O premiado Como Nossos Pais, de Laís Bodanzky, já recebeu inúmeras críticas, em geral muito positivas, mas nenhum jornalista enxergou no filme uma das inspirações da cineasta para compor a trama —que, de resto, trata da até aqui invencível herança brasileira do patriarcado.
É a história de Fernando Henrique Cardoso com Miriam Dutra, a jornalista da TV Globo que teve um filho cuja paternidade foi atribuída a ele.
“Essa história foi uma das inspirações sim. Passou por mim. Não só ela. Mas esta história ajudou a compor os personagens”, diz Laís, que também é autora do roteiro.
No filme, a mãe, uma socióloga de esquerda, decide contar à filha que, na verdade, o pai biológico dela é um homem com quem teve um caso em Cuba, e não o artista plástico que ela sempre viu como pai e a quem tanto ama.
Laís conta que, ao localizar esse ponto da história em Cuba, teve gente que pensou que a referência dela era José Dirceu, que viveu exilado na ilha. Sobre isso, Laís ri. “Não foi Zé Dirceu”, afirma.

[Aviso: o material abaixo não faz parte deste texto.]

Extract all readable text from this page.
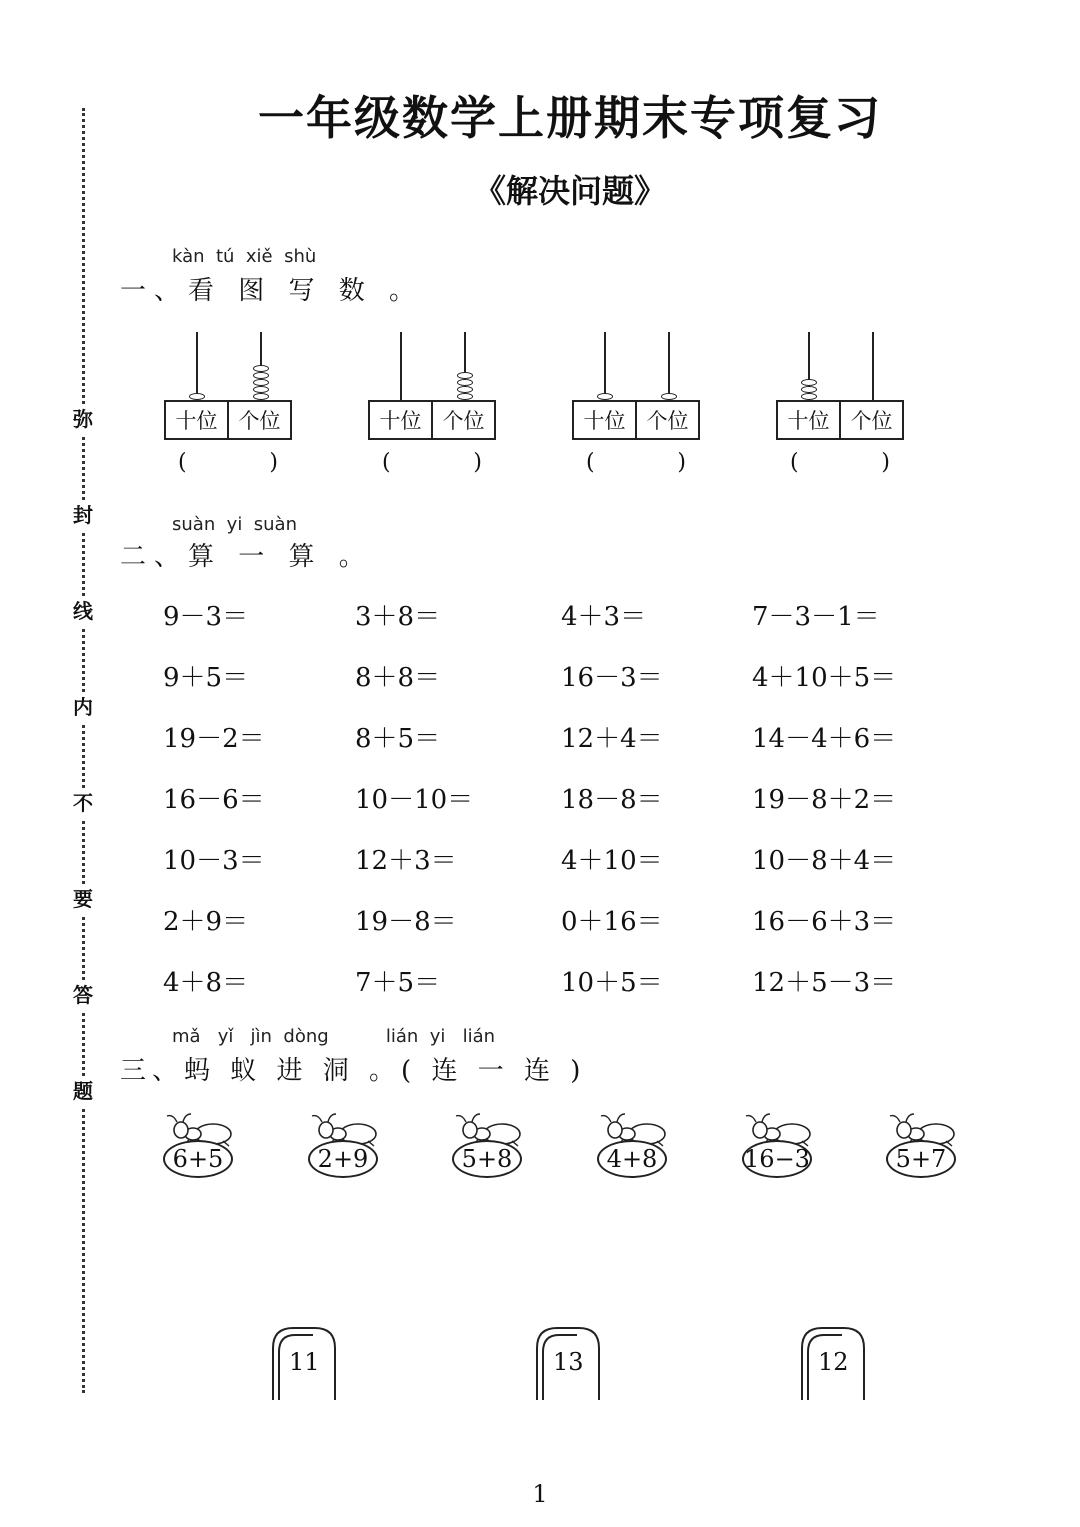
弥
封
线
内
不
要
答
题
一年级数学上册期末专项复习
《解决问题》
kàn  tú  xiě  shù
一、看 图 写 数 。
十位	个位
(	)
十位	个位
(	)
十位	个位
(	)
十位	个位
(	)
suàn  yi  suàn
二、算 一 算 。
9－3＝	3＋8＝	4＋3＝	7－3－1＝
9＋5＝	8＋8＝	16－3＝	4＋10＋5＝
19－2＝	8＋5＝	12＋4＝	14－4＋6＝
16－6＝	10－10＝	18－8＝	19－8＋2＝
10－3＝	12＋3＝	4＋10＝	10－8＋4＝
2＋9＝	19－8＝	0＋16＝	16－6＋3＝
4＋8＝	7＋5＝	10＋5＝	12＋5－3＝
mǎ   yǐ   jìn  dòng          lián  yi   lián
三、蚂 蚁 进 洞 。( 连 一 连 )
6+5	2+9	5+8	4+8	16−3	5+7
11	13	12
1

A mãe retratada pela cineasta paulistana é uma mulher atormentada por culpas que carrega e da quais, por comodismo ou conveniência, nunca quis se livrar.
Aí reside uma semelhança com Miriam Dutra, que eu conheci quando fiz a série de reportagens sobre o caso, revelado por ela mesma.
No filme, o pai biológico de Rosa, a filha da socióloga de esquerda, é um ministro brasileiro visto como pré-candidato a presidente nas eleições que se realizarão dois anos depois.
É uma referência a Fernando Henrique.
Na vida real, em 1993, Fernando Henrique era ministro de Itamar Franco, Miriam deixou a TV Globo em Brasília e foi para uma espécie de exílio em Portugal.
Ela tinha tido um filho e sua mudança para a Europa poupou Fernando Henrique Cardoso do constrangimento de ver revelado ao eleitor conservador brasileiro que o pai era ele.
No filme, o pai biológico de Rosa, interpretado por Herson Capri, diz a filha que não há necessidade de DNA. Rosa é mesmo filha dele.
Por ironia da vida (ou não), Herson Capri faz o papel de um personagem que tem muito do real Fernando Henrique numa história que é de ficção, depois que recusou o papel de Fernando Henrique no filme sobre o Plano Real, supostamente baseado em fatos.
Ele não diz, mas é possível interpretar sua recusa como uma decisão de evitar associar sua imagem a um filme que foi propaganda do PSDB — cuidado que Marcelo Serrado não teve ao mergulhar de cabeça no Sergio Moro de mentirinha, no filme sobre a Lava Jato.
Herson Capri preferiu seguir o caminho das sutilezas, tão bem trabalhadas no filme de Laís Bodanzky.
Na vida real, Fernando Henrique Cardoso, preso às estruturas do patriarcado, é bem diferente do que foi apresentado no filme sobre o Plano Real.
Nos dois primeiros volumes do seu “Diários da Presidência”, Fernando Henrique não cita Miriam Dutra.
Uma possível referência indireta está num relato sobre uma manhã do final de 1997, quando ele diz que estava tendo “problemas domésticos”.
Não diz que problemas são esses — “não vale a pena” -, mas conta que interferiu no seu humor. Era a época em que Miriam Dutra quis voltar para o Brasil e foi convencida pelos diretores da Globo, por ACM e o filho dele, Luís Eduardo, amigo de Miriam, de que deveria adiar seus planos.
Nas memórias, Fernando Henrique trata de aventuras amorosas até do filho, Paulo Henrique, mas não fala das suas. Muito diferente, por exemplo, de Getúlio Vargas, que, em seu diário, não esconde a amante que teve.
Na biografia de Roosevelt, sabe-se que o presidente dos Estados Unidos teve um caso com a prima.
A vida como ela é.
Fernando Henrique preferiu outro caminho.
Mas, ator da esfera pública, não escapou de alguns olhares, como o de Laís Bodansky, que viu nele inspiração para compor personagens, num filme sobre as estruturas patriarcais que aprisionam mulheres como a socióloga de esquerda mãe de Rosa e Miriam Dutra, mãe de Tomás.